In general, choose a shard count that matches your expected working data size 6–12 months in the future. For more information about scaling your database, see Elasticity.

Use Cases

Let’s look at some use cases to learn how to size your Eon Mode cluster to meet your own particular requirements.

Use Case 1: Save Compute by Provisioning When Needed, Rather than for Peak Times

This use case highlights increasing query throughput in Eon Mode by scaling a cluster from 6 to 18 nodes with 3 subclusters of 6 nodes each. In this use case, you need to support a high concurrent, short query workload on a 24 TB or less working data set. You create an initial database with 6 nodes and 6 shards. You scale your database for concurrent throughput on demand by adding one or more subclusters during certain days of the week or for specific date ranges when you are expecting a peak load. You can then shut down or terminate the additional subclusters when your database experiences lower demand. With Vertica in Eon Mode, you save money by provisioning on demand, rather than provisioning for the peak times.

Use Case 2: Complex analytic workload requires more compute nodes

This use case showcases the idea that complex analytic workloads on large working data sets benefit from high shard count and node count. You create an initial subcluster with 24 nodes and 24 shards. As needed, you can add an additional 24 nodes to your initial subcluster. These additional nodes enable the subcluster to use elastic crunch scaling to reduce the time it takes to complete complex analytic queries.

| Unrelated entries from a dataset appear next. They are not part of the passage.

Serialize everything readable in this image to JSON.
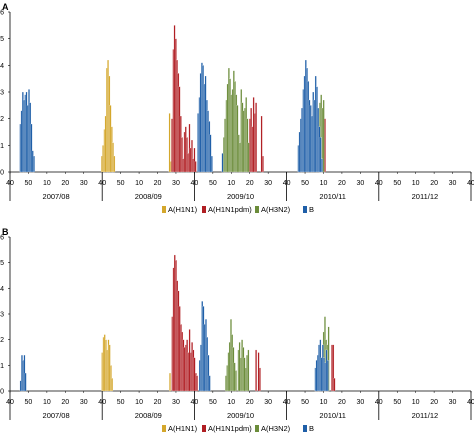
{
  "chart_data": [
    {
      "type": "bar",
      "panel_label": "A",
      "ylim": [
        0,
        6
      ],
      "y_ticks": [
        "0",
        "1",
        "2",
        "3",
        "4",
        "5",
        "6"
      ],
      "x_ticks": [
        "40",
        "50",
        "10",
        "20",
        "30",
        "40",
        "50",
        "10",
        "20",
        "30",
        "40",
        "50",
        "10",
        "20",
        "30",
        "40",
        "50",
        "10",
        "20",
        "30",
        "40",
        "50",
        "10",
        "20",
        "30",
        "40"
      ],
      "seasons": [
        "2007/08",
        "2008/09",
        "2009/10",
        "2010/11",
        "2011/12"
      ],
      "legend": [
        {
          "label": "A(H1N1)",
          "color": "#d4a72c"
        },
        {
          "label": "A(H1N1pdm)",
          "color": "#b01e23"
        },
        {
          "label": "A(H3N2)",
          "color": "#6b8c3a"
        },
        {
          "label": "B",
          "color": "#1f5fa8"
        }
      ],
      "series": [
        {
          "key": "H1N1",
          "points": [
            [
              51.4,
              0.6
            ],
            [
              52.1,
              1.0
            ],
            [
              52.8,
              1.6
            ],
            [
              53.5,
              2.1
            ],
            [
              54.2,
              3.9
            ],
            [
              54.9,
              4.2
            ],
            [
              55.6,
              3.6
            ],
            [
              56.3,
              2.5
            ],
            [
              57.0,
              1.7
            ],
            [
              57.7,
              1.1
            ],
            [
              58.4,
              0.6
            ],
            [
              89.6,
              2.2
            ],
            [
              90.3,
              0.4
            ]
          ]
        },
        {
          "key": "H1N1pdm",
          "points": [
            [
              91.0,
              2.0
            ],
            [
              91.7,
              4.6
            ],
            [
              92.4,
              5.5
            ],
            [
              93.1,
              5.0
            ],
            [
              93.8,
              4.2
            ],
            [
              94.5,
              3.7
            ],
            [
              95.2,
              3.2
            ],
            [
              95.9,
              2.1
            ],
            [
              96.6,
              1.3
            ],
            [
              97.3,
              0.5
            ],
            [
              98.0,
              1.5
            ],
            [
              98.7,
              1.7
            ],
            [
              99.4,
              1.3
            ],
            [
              100.1,
              0.7
            ],
            [
              100.8,
              1.8
            ],
            [
              101.5,
              0.9
            ],
            [
              102.2,
              1.2
            ],
            [
              102.9,
              0.5
            ],
            [
              103.6,
              0.9
            ],
            [
              104.3,
              0.4
            ],
            [
              134.9,
              2.0
            ],
            [
              135.6,
              2.4
            ],
            [
              136.3,
              1.7
            ],
            [
              137.0,
              2.8
            ],
            [
              137.7,
              2.2
            ],
            [
              138.4,
              2.6
            ],
            [
              141.5,
              2.1
            ],
            [
              142.2,
              0.6
            ],
            [
              176.5,
              2.3
            ],
            [
              177.2,
              2.0
            ]
          ]
        },
        {
          "key": "H3N2",
          "points": [
            [
              120.2,
              1.3
            ],
            [
              120.9,
              2.0
            ],
            [
              121.6,
              2.7
            ],
            [
              122.3,
              3.3
            ],
            [
              123.0,
              3.9
            ],
            [
              123.7,
              3.5
            ],
            [
              124.4,
              2.9
            ],
            [
              125.1,
              3.1
            ],
            [
              125.8,
              3.8
            ],
            [
              126.5,
              3.4
            ],
            [
              127.2,
              2.9
            ],
            [
              127.9,
              2.5
            ],
            [
              128.6,
              1.4
            ],
            [
              129.3,
              1.1
            ],
            [
              130.0,
              3.1
            ],
            [
              130.7,
              2.6
            ],
            [
              131.4,
              2.3
            ],
            [
              132.1,
              2.4
            ],
            [
              132.8,
              2.8
            ],
            [
              133.5,
              2.0
            ],
            [
              134.2,
              1.1
            ],
            [
              174.4,
              2.6
            ],
            [
              175.1,
              2.9
            ],
            [
              175.8,
              2.4
            ],
            [
              176.5,
              2.7
            ]
          ]
        },
        {
          "key": "B",
          "points": [
            [
              5.4,
              1.8
            ],
            [
              6.1,
              2.3
            ],
            [
              6.8,
              3.0
            ],
            [
              7.5,
              2.7
            ],
            [
              8.2,
              2.9
            ],
            [
              8.9,
              3.0
            ],
            [
              9.6,
              2.5
            ],
            [
              10.3,
              3.1
            ],
            [
              11.0,
              2.6
            ],
            [
              11.7,
              1.8
            ],
            [
              12.4,
              0.8
            ],
            [
              13.1,
              0.6
            ],
            [
              105.7,
              2.2
            ],
            [
              106.4,
              2.8
            ],
            [
              107.1,
              3.7
            ],
            [
              107.8,
              4.1
            ],
            [
              108.5,
              4.0
            ],
            [
              109.2,
              3.3
            ],
            [
              109.9,
              3.6
            ],
            [
              110.6,
              2.7
            ],
            [
              111.3,
              2.3
            ],
            [
              112.0,
              1.9
            ],
            [
              112.7,
              1.4
            ],
            [
              113.4,
              0.6
            ],
            [
              119.4,
              0.7
            ],
            [
              162.2,
              1.0
            ],
            [
              162.9,
              1.5
            ],
            [
              163.6,
              2.0
            ],
            [
              164.3,
              2.4
            ],
            [
              165.0,
              3.1
            ],
            [
              165.7,
              3.6
            ],
            [
              166.4,
              4.2
            ],
            [
              167.1,
              3.9
            ],
            [
              167.8,
              3.4
            ],
            [
              168.5,
              2.7
            ],
            [
              169.2,
              2.5
            ],
            [
              169.9,
              2.1
            ],
            [
              170.6,
              3.0
            ],
            [
              171.3,
              2.7
            ],
            [
              172.0,
              3.6
            ],
            [
              172.7,
              3.2
            ],
            [
              173.4,
              2.4
            ],
            [
              174.1,
              1.7
            ],
            [
              174.8,
              1.3
            ],
            [
              175.5,
              0.5
            ]
          ]
        }
      ]
    },
    {
      "type": "bar",
      "panel_label": "B",
      "ylim": [
        0,
        6
      ],
      "y_ticks": [
        "0",
        "1",
        "2",
        "3",
        "4",
        "5",
        "6"
      ],
      "x_ticks": [
        "40",
        "50",
        "10",
        "20",
        "30",
        "40",
        "50",
        "10",
        "20",
        "30",
        "40",
        "50",
        "10",
        "20",
        "30",
        "40",
        "50",
        "10",
        "20",
        "30",
        "40",
        "50",
        "10",
        "20",
        "30",
        "40"
      ],
      "seasons": [
        "2007/08",
        "2008/09",
        "2009/10",
        "2010/11",
        "2011/12"
      ],
      "legend": [
        {
          "label": "A(H1N1)",
          "color": "#d4a72c"
        },
        {
          "label": "A(H1N1pdm)",
          "color": "#b01e23"
        },
        {
          "label": "A(H3N2)",
          "color": "#6b8c3a"
        },
        {
          "label": "B",
          "color": "#1f5fa8"
        }
      ],
      "series": [
        {
          "key": "H1N1",
          "points": [
            [
              51.6,
              1.5
            ],
            [
              52.3,
              2.1
            ],
            [
              53.0,
              2.2
            ],
            [
              53.7,
              2.0
            ],
            [
              54.4,
              1.6
            ],
            [
              55.1,
              2.0
            ],
            [
              55.8,
              1.8
            ],
            [
              56.5,
              1.0
            ],
            [
              57.2,
              0.5
            ],
            [
              89.8,
              0.7
            ]
          ]
        },
        {
          "key": "H1N1pdm",
          "points": [
            [
              91.1,
              2.9
            ],
            [
              91.8,
              4.8
            ],
            [
              92.5,
              5.3
            ],
            [
              93.2,
              5.1
            ],
            [
              93.9,
              4.3
            ],
            [
              94.6,
              3.9
            ],
            [
              95.3,
              3.3
            ],
            [
              96.0,
              2.6
            ],
            [
              96.7,
              2.3
            ],
            [
              97.4,
              2.0
            ],
            [
              98.1,
              1.7
            ],
            [
              98.8,
              1.8
            ],
            [
              99.5,
              2.0
            ],
            [
              100.2,
              1.5
            ],
            [
              100.9,
              2.4
            ],
            [
              101.6,
              1.5
            ],
            [
              102.3,
              1.9
            ],
            [
              103.0,
              1.6
            ],
            [
              103.7,
              1.3
            ],
            [
              104.4,
              0.7
            ],
            [
              105.1,
              0.6
            ],
            [
              138.4,
              1.6
            ],
            [
              139.8,
              1.5
            ],
            [
              140.5,
              0.9
            ],
            [
              181.2,
              1.8
            ],
            [
              181.9,
              1.8
            ],
            [
              182.6,
              0.5
            ]
          ]
        },
        {
          "key": "H3N2",
          "points": [
            [
              121.4,
              0.6
            ],
            [
              122.1,
              1.0
            ],
            [
              122.8,
              1.5
            ],
            [
              123.5,
              1.9
            ],
            [
              124.2,
              2.8
            ],
            [
              124.9,
              2.2
            ],
            [
              125.6,
              1.7
            ],
            [
              126.3,
              1.1
            ],
            [
              127.0,
              0.8
            ],
            [
              128.4,
              1.6
            ],
            [
              129.1,
              1.9
            ],
            [
              129.8,
              1.3
            ],
            [
              130.5,
              2.0
            ],
            [
              131.2,
              1.7
            ],
            [
              131.9,
              1.3
            ],
            [
              132.6,
              0.9
            ],
            [
              133.3,
              1.4
            ],
            [
              134.0,
              1.6
            ],
            [
              176.5,
              2.3
            ],
            [
              177.2,
              2.9
            ],
            [
              177.9,
              2.0
            ],
            [
              178.6,
              1.8
            ],
            [
              179.3,
              2.5
            ]
          ]
        },
        {
          "key": "B",
          "points": [
            [
              5.6,
              0.4
            ],
            [
              6.3,
              1.4
            ],
            [
              7.0,
              1.2
            ],
            [
              7.7,
              1.4
            ],
            [
              8.4,
              0.7
            ],
            [
              106.6,
              1.2
            ],
            [
              107.3,
              1.8
            ],
            [
              108.0,
              3.5
            ],
            [
              108.7,
              3.3
            ],
            [
              109.4,
              2.6
            ],
            [
              110.1,
              2.8
            ],
            [
              110.8,
              2.1
            ],
            [
              111.5,
              1.4
            ],
            [
              112.2,
              0.6
            ],
            [
              171.8,
              0.9
            ],
            [
              172.5,
              1.2
            ],
            [
              173.2,
              1.4
            ],
            [
              173.9,
              1.8
            ],
            [
              174.6,
              2.0
            ],
            [
              175.3,
              1.3
            ],
            [
              176.0,
              1.8
            ],
            [
              176.7,
              1.3
            ],
            [
              177.4,
              1.1
            ],
            [
              178.1,
              1.6
            ],
            [
              178.8,
              1.2
            ]
          ]
        }
      ]
    }
  ]
}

Use Case 3: Workload isolation

This use case showcases the idea of having separate subclusters to isolate ETL and report workloads. You create an initial primary subcluster with 6 nodes and 6 shards for servicing ETL workloads. Then add another 6-node secondary subcluster for executing query workloads. To separate the two workloads, you can configure a network load balancer or create connection load balancing policies in Vertica to direct clients to the correct subcluster based on the type of workloads they need to execute.